Of course, writing the C++ code of script commands would still be as boring as in Nebula2. Here's where NIDL comes in. NIDL is the cleverly named "Nebula Interface Definition Language". The idea is to reduce the repetitive work when writing script commands as much as possible by defining a simple XML schema for script commands and compile that XML description into the actual C++ code which implements a subclass of Scripting::Command.

The essential information needed for a script command is:
  • the name of the command
  • types and names of input parameters
  • types and names of output parameters
  • the actual C++ code (most often a single line of code)
Some less essential, but convenient information:
  • a description of what the command does and what each parameter means for an automatic runtime help system
  • a unique FourCC code for more efficient streaming over binary data channels
Most script commands translate into about 7 lines of XML-NIDL-code. The XML files are then compiled into C++ code by a "nidlc" NIDL compiler tool. This preprocessing is fully integrated into VisualStudio, so working with NIDL-files doesn't introduce any more hassle to the programmer.

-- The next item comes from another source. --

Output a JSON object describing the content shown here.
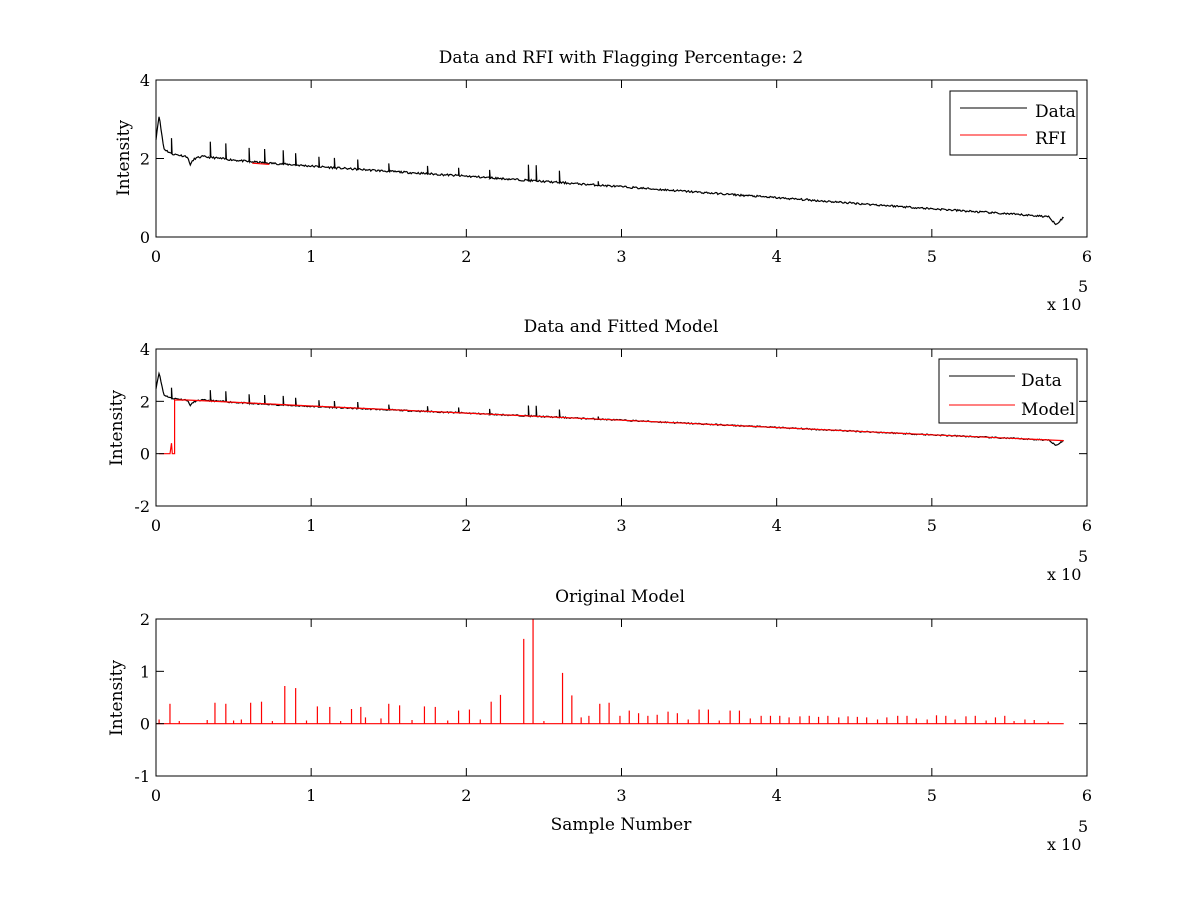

To reduce file clutter (and resulting compile times), scripting commands are grouped into collections of related commands called a library. A library is represented by a single NIDL-XML-file, and is translated into one C++ header and one C++ source file. Script libraries can be registered at application startup with the script server, so if your application doesn't require or want file access from within scripts, just don't register the IO scripting library. This will also reduce the size of the executable, since the linker will drop the C++ code of the scripting library completely if not referenced.

Finally, Nebula3 drops TCL as its standard scripting language, and adopts LUA for its smaller runtime code size. LUA has become the quasi-standard for game-scripting, so it should be easier to find level designer already fluent in LUA coding.